Les chaines de l’Esja non loin, l’océan, ses maisons tricolores, ses lieux de vie, ses bars, son multiculturalisme, son architecture, son port, ses couchers de soleil et ses nuits qui n’en finissent pas… cela reste certes une capitale (j’ai toujours préféré les petites villes de province) mais Reykjavik garde un charme particulier avec sa petite taille 🙂

sur la route, en Islande

Mais y rester sans bouger, sans s’évader c’est comme penser que l’on va avoir un aperçu de la France toute entière en stationnant à Paris (n’en déplaise à mes lecteurs parisiens). Evidemment, pour celui qui ne peut vivre sans le tumulte de la ville (autant aller à New York City), son ambiance survoltée, sa vie culturelle, l’appel de la nature façon Jack London sonnera un peu faux mais pour les autres… pour vous peut-être, parcourir les terres d’Islande sera une vrai bouffée d’oxygène ! Que ce soit en bus, en 4×4, en stop, en van, en vélo, en hélico, à pied… faites un tour… au moins juqu’à Vik et Hofn.

 

Photo de Magdalena Krezalek

Je ne vais pas vous mentir, faire ce tour d’Islande, ce fut un vrai plaisir ! Tout d’abord parce que Magda et moi on a décidé de faire du stop de façon intense. De fait, on a rencontré des gens formidables, de tous horizons, étrangers et locaux qui ont partagé un bout de leur route avec nous. (il y avait aussi beaucoup de polonais, ils formaient 4% de la population islandaise il n’y a pas longtemps)
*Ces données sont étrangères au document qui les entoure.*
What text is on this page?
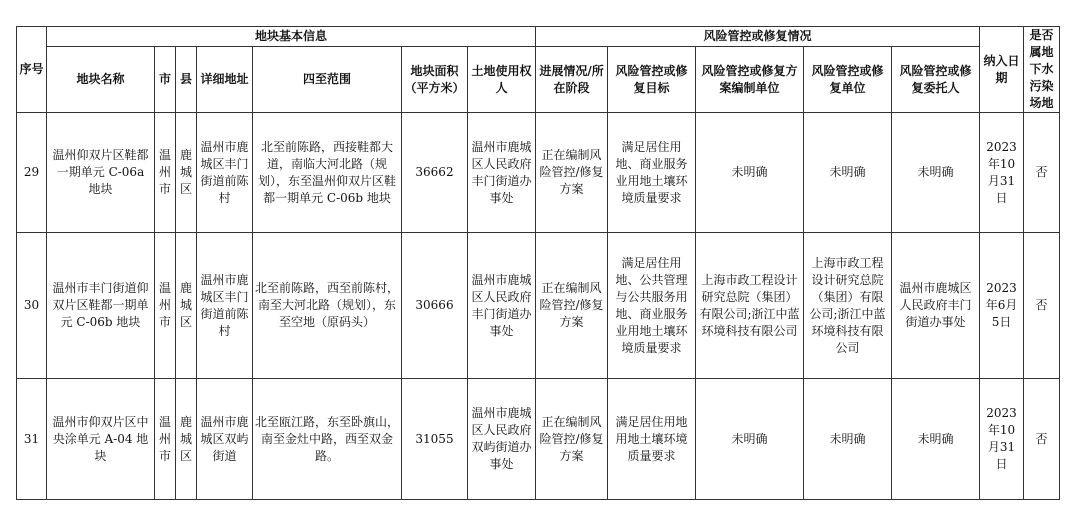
序号	地块基本信息							风险管控或修复情况					纳入日期	是否属地下水污染场地
	地块名称	市	县	详细地址	四至范围	地块面积（平方米）	土地使用权人	进展情况/所在阶段	风险管控或修复目标	风险管控或修复方案编制单位	风险管控或修复单位	风险管控或修复委托人		
29	温州仰双片区鞋都一期单元 C-06a 地块	温州市	鹿城区	温州市鹿城区丰门街道前陈村	北至前陈路，西接鞋都大道，南临大河北路（规划），东至温州仰双片区鞋都一期单元 C-06b 地块	36662	温州市鹿城区人民政府丰门街道办事处	正在编制风险管控/修复方案	满足居住用地、商业服务业用地土壤环境质量要求	未明确	未明确	未明确	2023年10月31日	否
30	温州市丰门街道仰双片区鞋都一期单元 C-06b 地块	温州市	鹿城区	温州市鹿城区丰门街道前陈村	北至前陈路，西至前陈村，南至大河北路（规划），东至空地（原码头）	30666	温州市鹿城区人民政府丰门街道办事处	正在编制风险管控/修复方案	满足居住用地、公共管理与公共服务用地、商业服务业用地土壤环境质量要求	上海市政工程设计研究总院（集团）有限公司;浙江中蓝环境科技有限公司	上海市政工程设计研究总院（集团）有限公司;浙江中蓝环境科技有限公司	温州市鹿城区人民政府丰门街道办事处	2023年6月5日	否
31	温州市仰双片区中央涂单元 A-04 地块	温州市	鹿城区	温州市鹿城区双屿街道	北至瓯江路，东至卧旗山，南至金灶中路，西至双金路。	31055	温州市鹿城区人民政府双屿街道办事处	正在编制风险管控/修复方案	满足居住用地用地土壤环境质量要求	未明确	未明确	未明确	2023年10月31日	否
couple qui nous a ramené du Blue Lagoon

 

Je ne vous cacherai pas que pour certains trajets, le stop, c’était vraiment très difficile (on a du abandonné quelques fois). De part les grandes distances entre les villes/villages, le peu de monde sur la route, la météo  qui peut-être capricieuse… et le vent, surtout le vent « illa vindur » en islandais veut dire mauvais vent, je répétais souvent cela sur le chemin, en guise de remontrancei… mais lorsqu’il ne pleut pas et si en plus le soleil est de la partie, c’est un vrai plaisir de marcher le long de la route à deux. Je pense que même si on voyage seul, le plaisir est également présent. Parfois, en tendant le pouce et en voyant la voiture qui s’arrête immédiatement, j’avais presque des regrets de devoir m’arracher à la contemplation du paysage islandais à vitesse réduite.

Concernant le logement en Islande, comme je l’ai dit dans un article précédent, on a principalement dormi dans des auberges de jeunesse. Cela coûte certes -beaucoup- plus cher que le camping (je ne parle pas des hôtels qui sont hors de notre budget)… mais le camping en Islande est éreintant lorsque vous devez luttez contre les éléments. Honnêtement, 12 jours, on n’aurait  sans doute pas supporté à 2. Je pense que l’on doit être un peu douillets.

D’ailleurs… de nombreux campeurs prennent une nuit par semaine dans une auberge de jeunesse pour… se reposer tout simplement. De fait, je ne parle pas de tous les campeurs puisque les campeurs que l’on croisait étaient ceux qui avaient besoin de repos mais ils nous ont dit que c’est courant donc je veux bien les croire.

 

Du Sud à l’Est, du nord à l’Ouest, L’Islande et ses paysages

 

Vik, allez faire un tour sur le plateau, allez… on y va !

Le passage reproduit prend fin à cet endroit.